2023 BMW M340i Quick Drive Review: Yes, It Has Turn Signals, But Lacks a Few Safety Features
The 2023 BMW M340i splits the difference between the standard-issue 3 Series and the venerable M3. At first, I was confused about why it exists, considering the “M” designation before the “340i” typically refers to an M-style appearance package, but I was wrong. The M340i does an excellent job of serving up a lot of driving performance without feeling like a street-worthy race car. But it also has plenty more to offer, including blinkers.
The 2023 BMW M340i is like an “M3 lite”
There’s no denying that the BMW M3 is one of the best sports sedans for the money, but let’s face it, most drivers don’t need that much power. Under the hood of the M3 is a 473-hp, twin-turbo inline-six engine, which will rocket the car up to 60 mph from a stop in only 3.4 seconds. But who really needs to get onto the freeway that quickly?
The 2023 BMW M340i, on the other hand, makes a more reasonable 382 hp from its turbocharged inline-six engine. It has a reduction in power over its bigger M3 sibling, but that’s enough to scoot the car to freeway speeds in 4.1 seconds.
That number may not mean much to most drivers, but the M340i’s power output is staggering in the real world. The engine responds quickly when flooring the gas pedal, and I didn’t detect very much lag in the powerband. The power shoves you back in your seat, but it’s easy to control.
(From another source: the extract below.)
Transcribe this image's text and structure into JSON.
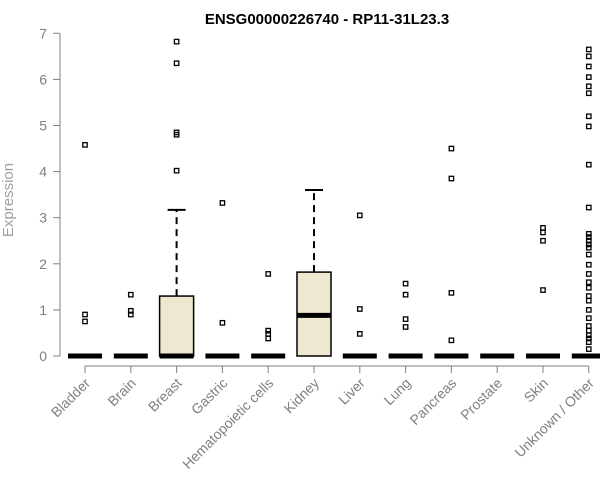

Some of that quick acceleration is thanks to a 48-volt hybrid battery pack connected to the powertrain, but it’s mainly there to make the automatic starts and stops a little more seamless. That, it does. But I’m still not a fan of auto-stop/start features.
The rest of the car’s driving dynamics are as tight as a drum. BMW really dials in the “ultimate driving machine” ethos into all of its cars, and the M340i is no exception. The car responds quickly to all of the driver’s inputs, especially when driving the car spiritedly through tight canyon roads.
I’ll admit that the car does feel a little stiff for my liking when cruising around normally, but that taught suspension leads to razor-sharp turning and impressive handling at speed. The car even darts quickly during lane changes, which are preceded by the use of the provided turn signal. I know, it’s a weird concept, right?
The BMW M340i is filled with plenty of tech and safety features, but it’s missing a few things
During my spent with the BMW M340i, I loved all of the technology it had to offer. BMW updated the 3 Series line with its iDrive 8 infotainment operating system. The system runs on a 14.9-inch curved display that’s connected to a 12.3-inch driver information screen. Don’t worry; unlike iDrive interfaces from the past, this new system is easy to use and is intuitive.
You can even say, “Hey, BMW,” to prompt the system for voice commands if you don’t want to fiddle with anything while driving. My test car came with a bevy of other convenience features as well. Some of them included a heated steering wheel/front seats, parking sensors, and a surround-view 3D camera.
My only gripe is that the rearview camera looked dim at nighttime, and the car lacked driver-assist features like adaptive cruise control and lane assist. I found that out the hard way when I set the cruise control on the highway, only to realize that I was approaching the car in front of me at a quick pace. Luckily, I slowed down in time.
Apparently, BMW only offers adaptive cruise control and lane-keep assist features as part of the Driver Assistance Professional package ($1,700), which my tester did not have. That’s unfortunate, considering the base-model Honda Civic comes with it.
Otherwise, the BMW M340i comes with many of the bells and whistles that most drivers need in their daily routines. The only caveat is that to get a lot of the features, like heated seats, parking aids, and a lane-departure warning, three different option packages must be selected.
It’s clear that the BMW M340i is a true drivers car
Ultimately, in my time behind the wheel of the 2023 BMW M340i, I realized that it’s a true driver’s car. No, it’s not as fast as an M3, but it doesn’t need to be. Instead, it has the sporty driving characteristics and features you would expect from the German automaker but at a lower price point.
The base price for the BMW M340i xDrive is $56,850. But all of the option packages included brought my test car’s price up to $67,170. That’s still nearly $10,000 less than a base M3, making the M340i a performance bargain. You can even get a lot of the same interior features as the M3. Fortunately, the turn signals are standard.